Sejumlah siswa mampu merekapitulasi tanpa revisi sebelumnya dari materi pelajaran dan
menggambar diagram dalam kegiatan pasca-pengajaran tertunda mereka (setelah 3 bulan) mirip
dengan kegiatan PEOE yang menunjukkan hubungan antara pencernaan, sel dan organ ekskresi
lainnya. Perbandingan Gambar 4 dan 5, yang pertama mewakili gambar sebelum mengajar dari
satu siswa dan yang terakhir mewakili konseptualisasi oleh siswa yang sama setelah 3 bulan
menunjukkan nilai pengajaran perubahan konseptual.
Kesimpulan
Isi inti dari dua metode pengajaran adalah sama untuk kelompok eksperimen dan kontrol.

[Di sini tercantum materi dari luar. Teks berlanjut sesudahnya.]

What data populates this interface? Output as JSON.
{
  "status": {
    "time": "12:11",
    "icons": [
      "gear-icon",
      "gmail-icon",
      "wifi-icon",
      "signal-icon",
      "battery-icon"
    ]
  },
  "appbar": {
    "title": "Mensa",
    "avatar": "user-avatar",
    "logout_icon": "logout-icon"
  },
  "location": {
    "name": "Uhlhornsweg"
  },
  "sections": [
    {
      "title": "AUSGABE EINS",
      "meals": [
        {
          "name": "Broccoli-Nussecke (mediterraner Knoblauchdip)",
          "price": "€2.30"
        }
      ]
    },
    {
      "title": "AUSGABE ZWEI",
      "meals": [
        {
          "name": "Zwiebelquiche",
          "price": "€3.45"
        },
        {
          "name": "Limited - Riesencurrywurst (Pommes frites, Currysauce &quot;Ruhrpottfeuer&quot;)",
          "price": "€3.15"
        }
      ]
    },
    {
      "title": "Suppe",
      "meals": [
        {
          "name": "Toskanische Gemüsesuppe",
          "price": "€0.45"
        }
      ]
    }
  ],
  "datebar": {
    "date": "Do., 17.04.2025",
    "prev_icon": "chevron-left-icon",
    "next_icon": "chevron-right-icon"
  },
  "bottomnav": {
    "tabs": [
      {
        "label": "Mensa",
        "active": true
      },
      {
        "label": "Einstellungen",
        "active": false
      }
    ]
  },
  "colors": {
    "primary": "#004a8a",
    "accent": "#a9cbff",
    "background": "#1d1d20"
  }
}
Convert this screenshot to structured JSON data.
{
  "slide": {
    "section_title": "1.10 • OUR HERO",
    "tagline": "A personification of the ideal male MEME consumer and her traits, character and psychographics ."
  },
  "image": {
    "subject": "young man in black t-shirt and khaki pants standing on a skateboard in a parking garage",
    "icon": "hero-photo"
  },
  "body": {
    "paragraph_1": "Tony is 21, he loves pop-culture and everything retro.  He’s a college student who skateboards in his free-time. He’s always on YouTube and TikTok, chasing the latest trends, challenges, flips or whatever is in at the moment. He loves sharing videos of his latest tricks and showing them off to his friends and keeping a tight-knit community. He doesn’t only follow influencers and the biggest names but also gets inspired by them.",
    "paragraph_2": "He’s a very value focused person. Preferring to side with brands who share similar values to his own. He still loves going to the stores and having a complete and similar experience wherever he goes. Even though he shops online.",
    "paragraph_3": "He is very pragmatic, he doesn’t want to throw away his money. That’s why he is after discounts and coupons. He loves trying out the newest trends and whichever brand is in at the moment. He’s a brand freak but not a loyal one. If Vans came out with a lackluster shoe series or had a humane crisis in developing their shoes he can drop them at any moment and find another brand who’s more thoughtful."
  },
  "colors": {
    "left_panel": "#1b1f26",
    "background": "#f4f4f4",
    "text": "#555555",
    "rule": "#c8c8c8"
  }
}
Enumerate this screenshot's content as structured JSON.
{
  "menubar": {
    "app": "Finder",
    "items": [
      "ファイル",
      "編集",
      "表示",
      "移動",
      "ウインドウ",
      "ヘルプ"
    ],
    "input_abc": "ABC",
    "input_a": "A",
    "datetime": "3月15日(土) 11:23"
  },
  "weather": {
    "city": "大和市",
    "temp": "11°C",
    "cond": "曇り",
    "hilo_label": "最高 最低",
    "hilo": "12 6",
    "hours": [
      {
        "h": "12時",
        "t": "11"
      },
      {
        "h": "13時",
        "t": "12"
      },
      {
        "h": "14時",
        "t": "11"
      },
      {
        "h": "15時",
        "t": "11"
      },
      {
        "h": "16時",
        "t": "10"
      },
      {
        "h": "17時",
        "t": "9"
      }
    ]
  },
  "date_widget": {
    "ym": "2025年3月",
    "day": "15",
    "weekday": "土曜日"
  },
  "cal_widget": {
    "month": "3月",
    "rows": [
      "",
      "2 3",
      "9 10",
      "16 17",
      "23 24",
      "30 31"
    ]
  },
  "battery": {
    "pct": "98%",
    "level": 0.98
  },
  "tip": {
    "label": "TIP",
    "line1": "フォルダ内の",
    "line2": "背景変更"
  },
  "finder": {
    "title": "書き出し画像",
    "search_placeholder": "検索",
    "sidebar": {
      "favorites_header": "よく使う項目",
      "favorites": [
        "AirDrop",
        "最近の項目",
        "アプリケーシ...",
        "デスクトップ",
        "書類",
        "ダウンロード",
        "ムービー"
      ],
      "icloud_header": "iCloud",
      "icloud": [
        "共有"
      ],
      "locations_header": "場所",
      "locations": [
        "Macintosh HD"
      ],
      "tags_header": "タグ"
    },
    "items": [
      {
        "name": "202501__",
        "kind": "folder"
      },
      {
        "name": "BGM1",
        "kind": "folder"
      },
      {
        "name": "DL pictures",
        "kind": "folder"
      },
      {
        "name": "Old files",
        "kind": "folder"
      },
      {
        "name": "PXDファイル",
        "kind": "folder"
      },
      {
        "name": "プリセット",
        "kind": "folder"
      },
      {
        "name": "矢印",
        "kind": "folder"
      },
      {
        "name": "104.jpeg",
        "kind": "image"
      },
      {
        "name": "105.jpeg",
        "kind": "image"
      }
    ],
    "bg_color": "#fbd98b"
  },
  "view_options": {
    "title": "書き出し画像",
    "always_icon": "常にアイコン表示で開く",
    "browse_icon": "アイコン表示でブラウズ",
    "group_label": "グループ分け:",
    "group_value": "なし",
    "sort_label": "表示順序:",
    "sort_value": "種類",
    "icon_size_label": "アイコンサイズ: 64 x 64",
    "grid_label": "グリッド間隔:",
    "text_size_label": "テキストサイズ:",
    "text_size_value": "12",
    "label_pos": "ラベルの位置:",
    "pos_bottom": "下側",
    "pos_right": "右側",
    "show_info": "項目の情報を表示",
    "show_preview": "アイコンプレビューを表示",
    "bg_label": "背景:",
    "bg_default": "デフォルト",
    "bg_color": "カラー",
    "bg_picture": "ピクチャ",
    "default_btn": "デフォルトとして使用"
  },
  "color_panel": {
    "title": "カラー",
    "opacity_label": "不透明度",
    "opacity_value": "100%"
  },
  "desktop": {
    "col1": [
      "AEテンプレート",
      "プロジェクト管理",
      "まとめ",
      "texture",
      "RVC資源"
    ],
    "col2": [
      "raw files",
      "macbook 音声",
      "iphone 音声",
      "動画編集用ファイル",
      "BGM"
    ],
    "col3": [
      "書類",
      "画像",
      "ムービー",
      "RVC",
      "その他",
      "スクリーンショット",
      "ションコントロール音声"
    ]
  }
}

Melalui pengukuran kuantitatif kami mengklaim bahwa urutan pelajaran perubahan konseptual
relasional menggunakan dua fase pertama CKCM secara signifikan meningkatkan siswa kelas 7 '
prestasi dalam studi ekskresi dibandingkan dengan pengajaran tradisional. Studi kami
mendukung klaim bahwa pendekatan perubahan konseptual efektif untuk mempromosikan siswa
' prestasi dalam sains (Sungur et al., 2001; Eryilmaz, 2002). Bukti kualitatif dari perbandingan
antara gagasan pengajaran sebelum dan sesudah pengajaran menunjukkan bahwa terdapat
peningkatan pemahaman konsep ekskresi sehubungan dengan kotoran apa yang dihasilkan,
bagaimana diproduksi, dan organ mana yang memproduksinya. Temuan kualitatif pada siswa '
perubahan konseptual tentang ekskresi menunjukkan keefektifan dua fase pertama CKCM. Hasil
kualitatif penelitian ini konsisten dengan studi pendekatan perubahan konseptual sebelumnya
yang mempromosikan pembangunan dan modifikasi siswa. ' ide-ide menuju pengetahuan yang
dapat diterima secara ilmiah (misalnya, Fellows, 1994; Palincsar, Anderson, & David, 1993).
Implikasi
Pertimbangan untuk Mengajar Perubahan Konseptual pada Ekskresi Berbasis Tindakan
Guru Bagi siswa untuk memahami hubungan antara sistem pencernaan dan ekskresi, penting
untuk menghubungkan siswa secara sistematis ' pengetahuan yang ada tentang sistem pencernaan
ke sistem ekskresi daripada mengajarkan sistem tersebut secara terisolasi. Gambar 3 dengan jelas
menunjukkan hubungan yang dibuat guru antara sistem pencernaan dan sistem ekskresi. Apa
yang kita pelajari dari keputusan dan tindakan guru eksperimental untuk mengajarkan kedua
fenomena secara bersamaan dan pendekatan studi ekskresi melalui fenomena pencernaan adalah
bahwa titik masuk logis ke bidang sains tertentu dan keterkaitannya harus diingat. ketika
merencanakan untuk mengajar dari perspektif perubahan konseptual. Sejalan dengan pendekatan
tidak langsung ini, tugas eksplorasi dan pertanyaan harus secara tepat berhubungan dengan
peserta didik ' pengalaman (sederhana dan indrawi) seperti yang digunakan dalam penelitian ini
(yaitu makan sandwich dan air minum). Kemudian siswa ' Konsepsi dapat dihubungkan secara
logis ke fenomena yang lebih kompleks seperti proses ekskresi seluler.